“It was an anonymous play, I believe,” William said, trying to recall the precise wording of the handbill.
“Aye, all according to Her Majesty’s orders,” Greene chuckled. “She knows Lord Oxford wrote every word of it. She’s afraid of exposing his authorship, even though audiences don’t care who a playwright is, as long as he offers a motley swarm of bawdy fools and vile assassins. Never mind that Lord Oxford draws his characters from real life. They’re all people he knows, some of them quite well, like Lord Burghley.”
“I can’t imagine any man being so brazen as to make an enemy out of Lord Burghley.”
“Imagine it, sir, and that man would be Lord Oxford,” Greene said, pleased at having snagged William’s curiosity. “The two men had a terrible falling-out that started years ago, when Lord Oxford was orphaned and sent to Lord Burghley’s home as a royal ward. The old man objected whenever the spendthrift youth wrote and presented court masques for the Queen. He didn’t care that a courtier’s duty is to give Her Majesty expensive gifts and tributes, and that she desires a rousing entertainment more than anything else. The Queen owns all the gold and jewels she could want, and even as a youth, Lord Oxford was the only one among her noble bucks able to devise a provocative diversion.”
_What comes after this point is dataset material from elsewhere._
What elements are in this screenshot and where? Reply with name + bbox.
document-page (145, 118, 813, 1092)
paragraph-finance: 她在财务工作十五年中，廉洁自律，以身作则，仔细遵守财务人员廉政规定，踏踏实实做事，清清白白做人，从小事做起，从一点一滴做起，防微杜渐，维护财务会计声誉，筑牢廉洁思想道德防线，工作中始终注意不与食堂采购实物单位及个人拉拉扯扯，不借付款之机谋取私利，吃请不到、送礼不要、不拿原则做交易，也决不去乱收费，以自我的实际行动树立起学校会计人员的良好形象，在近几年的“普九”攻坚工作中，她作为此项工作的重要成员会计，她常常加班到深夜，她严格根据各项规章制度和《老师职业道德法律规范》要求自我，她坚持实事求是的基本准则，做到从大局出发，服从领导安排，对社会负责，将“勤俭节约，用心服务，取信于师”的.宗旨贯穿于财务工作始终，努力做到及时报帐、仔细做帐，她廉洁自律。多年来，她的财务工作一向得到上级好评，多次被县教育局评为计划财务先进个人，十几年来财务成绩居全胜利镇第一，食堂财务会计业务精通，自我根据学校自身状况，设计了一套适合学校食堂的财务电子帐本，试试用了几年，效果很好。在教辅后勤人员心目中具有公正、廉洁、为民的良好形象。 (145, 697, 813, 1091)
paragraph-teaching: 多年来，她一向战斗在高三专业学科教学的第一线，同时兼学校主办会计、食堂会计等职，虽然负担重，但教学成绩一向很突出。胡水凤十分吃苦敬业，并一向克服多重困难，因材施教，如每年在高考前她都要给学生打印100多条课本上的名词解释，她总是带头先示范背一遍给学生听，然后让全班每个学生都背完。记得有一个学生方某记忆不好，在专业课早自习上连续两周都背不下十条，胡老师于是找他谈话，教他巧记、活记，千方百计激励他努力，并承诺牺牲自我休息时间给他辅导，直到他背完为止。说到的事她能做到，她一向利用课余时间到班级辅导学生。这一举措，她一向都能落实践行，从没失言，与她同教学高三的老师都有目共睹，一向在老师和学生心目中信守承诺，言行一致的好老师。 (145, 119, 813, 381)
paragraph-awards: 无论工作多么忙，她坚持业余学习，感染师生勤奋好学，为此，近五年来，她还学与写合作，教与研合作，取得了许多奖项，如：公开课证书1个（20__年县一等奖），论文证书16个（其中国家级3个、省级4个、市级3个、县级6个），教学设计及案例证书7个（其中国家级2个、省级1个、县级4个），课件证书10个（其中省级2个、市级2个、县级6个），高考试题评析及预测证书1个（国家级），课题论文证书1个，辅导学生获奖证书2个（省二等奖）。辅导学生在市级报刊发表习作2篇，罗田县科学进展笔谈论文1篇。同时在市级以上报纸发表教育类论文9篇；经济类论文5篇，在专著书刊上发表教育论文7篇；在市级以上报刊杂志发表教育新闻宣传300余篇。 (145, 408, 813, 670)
“But you said she banned his plays.”
“Not at the royal court,” Greene explained. “Those masques are very private affairs. The after-dinner audiences are small and selective, entirely different from the hoi polloi at the public playhouses. I watched a court masque once, from behind the curtain on the gallery stairs. It won’t do for our nation’s commoners to learn the truth about their superiors in a comedy, tragedy or history play -- even though, as they say, the truth will out.”